Defence Research and Development Organisation (DRDO) and Indian Air Force (IAF) team jointly flight tested indigenously developed Long-Range Bomb (LRB) successfully from an aerial platform on October 29, 2021.

  • The LR Bomb, after release from the IAF fighter aircraft, guided to a land-based target at a long range with accuracy within specified limits.
  • The LR Bomb has been designed and developed by Research Centre Imarat (RCI), a DRDO laboratory located at Hyderabad in coordination with other DRDO laboratories.

Indian Stealth Frigate ‘Tushil’ Launched in Russia

The 7th Indian Navy Frigate of P1135.6 class was launched on 28 Oct 2021 at Yantar Shipyard, Kaliningrad, Russia.

The ship was formally named as ‘Tushil’ - a Sanskrit word meaning Protector Shield.

Indo-Russian Agreement

  • Based on an Inter-Governmental Agreement (IGA) between the Government of Republic of India and Government of Russian Federation for construction of two ships of Project 1135.6 ships in Russia and two ships in India at M/s Goa Shipyard Limited (GSL), the contract for construction of two ships was signed between India and Russia in Oct 18.

Features of ‘Tushil’

  • Three-Dimensional Warfare: The construction of these ships is based on Indian Navy’s specific requirements to meet the entire spectrum of naval warfare in all three dimensions of Air, Surface and Sub-surface.
  • Indo-Russian Weaponry: The ships with a potent combination of state-of-art Indian and Russian Weapons and Sensors are equipped to operate in Littoral and Blue waters, both as a single unit and as consort in a naval task force.
  • Stealth Technology: They feature “stealth technology” in terms of low radar and under water noise signatures.
  • Major Indian Equipment: These ships are being equipped with major Indian supplied equipment such as Surface to Surface Missiles, Sonar system, Surface Surveillance Radar, Communication Suite and ASW system along with Russian Surface to Air Missiles and gun mounts.

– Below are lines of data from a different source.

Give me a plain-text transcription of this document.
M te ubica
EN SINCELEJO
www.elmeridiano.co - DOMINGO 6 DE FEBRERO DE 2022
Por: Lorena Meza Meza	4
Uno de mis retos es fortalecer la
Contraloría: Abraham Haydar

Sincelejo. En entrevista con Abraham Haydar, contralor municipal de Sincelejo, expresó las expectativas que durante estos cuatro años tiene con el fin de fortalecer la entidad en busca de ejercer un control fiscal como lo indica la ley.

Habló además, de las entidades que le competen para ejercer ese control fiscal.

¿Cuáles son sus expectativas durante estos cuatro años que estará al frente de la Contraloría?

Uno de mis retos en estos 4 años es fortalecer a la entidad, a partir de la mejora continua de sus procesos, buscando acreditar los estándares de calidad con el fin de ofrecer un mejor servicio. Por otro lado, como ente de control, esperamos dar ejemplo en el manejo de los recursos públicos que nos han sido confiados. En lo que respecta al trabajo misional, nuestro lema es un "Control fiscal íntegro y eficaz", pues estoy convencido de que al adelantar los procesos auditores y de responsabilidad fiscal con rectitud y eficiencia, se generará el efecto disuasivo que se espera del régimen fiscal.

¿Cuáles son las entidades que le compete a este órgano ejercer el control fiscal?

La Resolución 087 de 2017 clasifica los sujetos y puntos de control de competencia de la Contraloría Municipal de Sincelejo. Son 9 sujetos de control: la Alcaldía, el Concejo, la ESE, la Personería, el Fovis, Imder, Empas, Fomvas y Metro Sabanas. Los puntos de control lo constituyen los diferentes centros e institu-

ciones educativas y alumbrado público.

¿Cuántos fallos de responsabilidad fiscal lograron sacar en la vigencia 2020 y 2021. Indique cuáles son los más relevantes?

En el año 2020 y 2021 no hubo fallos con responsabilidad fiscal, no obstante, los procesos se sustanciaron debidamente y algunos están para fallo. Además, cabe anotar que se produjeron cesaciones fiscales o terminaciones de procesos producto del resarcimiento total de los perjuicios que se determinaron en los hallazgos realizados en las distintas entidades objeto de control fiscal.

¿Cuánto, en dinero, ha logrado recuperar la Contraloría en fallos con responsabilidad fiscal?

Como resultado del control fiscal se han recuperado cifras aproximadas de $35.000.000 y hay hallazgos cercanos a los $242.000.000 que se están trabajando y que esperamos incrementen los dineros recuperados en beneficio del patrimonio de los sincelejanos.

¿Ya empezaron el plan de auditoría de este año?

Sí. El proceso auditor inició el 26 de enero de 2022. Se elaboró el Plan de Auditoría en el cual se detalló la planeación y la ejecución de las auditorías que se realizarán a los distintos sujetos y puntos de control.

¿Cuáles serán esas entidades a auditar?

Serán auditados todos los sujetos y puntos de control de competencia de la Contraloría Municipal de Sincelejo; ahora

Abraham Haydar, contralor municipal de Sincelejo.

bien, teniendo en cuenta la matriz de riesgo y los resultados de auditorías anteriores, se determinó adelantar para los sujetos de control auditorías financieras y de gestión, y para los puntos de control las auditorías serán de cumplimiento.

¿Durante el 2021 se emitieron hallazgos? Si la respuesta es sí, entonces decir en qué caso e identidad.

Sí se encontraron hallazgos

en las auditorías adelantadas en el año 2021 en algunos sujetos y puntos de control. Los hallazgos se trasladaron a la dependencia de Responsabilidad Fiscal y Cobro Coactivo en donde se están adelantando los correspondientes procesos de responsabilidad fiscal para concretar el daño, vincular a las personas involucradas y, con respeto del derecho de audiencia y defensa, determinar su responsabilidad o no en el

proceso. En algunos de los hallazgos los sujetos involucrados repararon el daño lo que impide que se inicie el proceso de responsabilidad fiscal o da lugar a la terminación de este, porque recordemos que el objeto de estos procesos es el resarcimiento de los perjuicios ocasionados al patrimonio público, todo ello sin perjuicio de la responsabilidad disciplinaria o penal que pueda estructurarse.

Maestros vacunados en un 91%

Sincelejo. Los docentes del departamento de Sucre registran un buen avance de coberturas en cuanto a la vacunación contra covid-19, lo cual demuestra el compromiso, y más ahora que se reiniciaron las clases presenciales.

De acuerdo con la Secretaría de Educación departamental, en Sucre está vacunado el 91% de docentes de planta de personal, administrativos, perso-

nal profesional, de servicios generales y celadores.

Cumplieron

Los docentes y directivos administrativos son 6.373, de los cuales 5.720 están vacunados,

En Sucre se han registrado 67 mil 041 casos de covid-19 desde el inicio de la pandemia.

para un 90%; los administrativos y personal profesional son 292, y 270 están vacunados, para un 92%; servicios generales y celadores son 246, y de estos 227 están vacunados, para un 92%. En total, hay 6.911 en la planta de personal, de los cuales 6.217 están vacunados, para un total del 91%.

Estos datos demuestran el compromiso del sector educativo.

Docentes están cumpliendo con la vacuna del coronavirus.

Agni-5 successfully Test-fired

  • On 27th October 2021, a Surface to Surface Ballistic Missile (SSBM), Agni-5 was successfully tested at APJ Abdul Kalam Island, Odisha.
  • The missile, which uses a three-stage solid fuelled engine, is capable of striking targets at ranges up to 5,000 kilometres with a very high degree of accuracy with the speed of 24 Mach (24 times that of speed of sound).
  • The successful test of Agni-5 is in line with India’s stated policy to have ‘credible minimum deterrence’ that underpins the commitment to ‘No First Use’.

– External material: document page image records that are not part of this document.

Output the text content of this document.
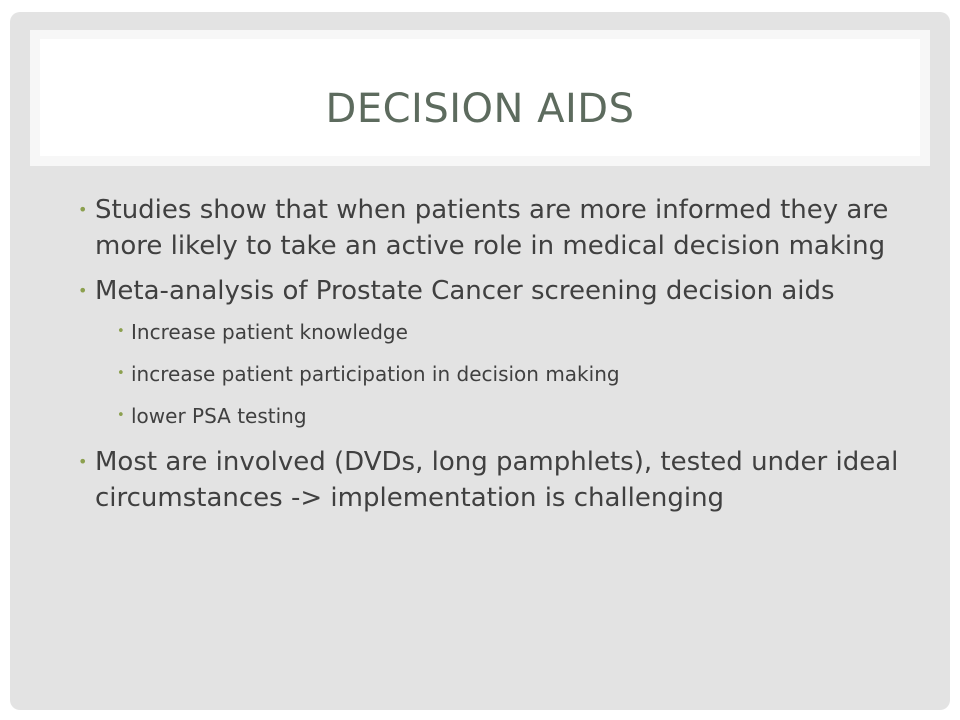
DECISION AIDS
• Studies show that when patients are more informed they are more likely to take an active role in medical decision making
• Meta-analysis of Prostate Cancer screening decision aids
• Increase patient knowledge
• increase patient participation in decision making
• lower PSA testing
• Most are involved (DVDs, long pamphlets), tested under ideal circumstances -> implementation is challenging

‘Akash Prime’ Test Fired Successfully

  • On 27th September 2021, a new version of the Akash Missile, ‘Akash Prime’ was successfully flight- tested from Integrated Test Range at Chandipur in Odisha.
  • In comparison to the existing Akash System, Akash Prime is equipped with an indigenous active Radio Frequency seeker for improved accuracy.
  • Other improvements also ensure more reliable performance under low temperature environments at higher altitudes.
  • Akash Prime system will further boost the confidence of the users Indian Army and Indian Air Force as the Akash system is already inducted and now getting improved with more lethal missiles.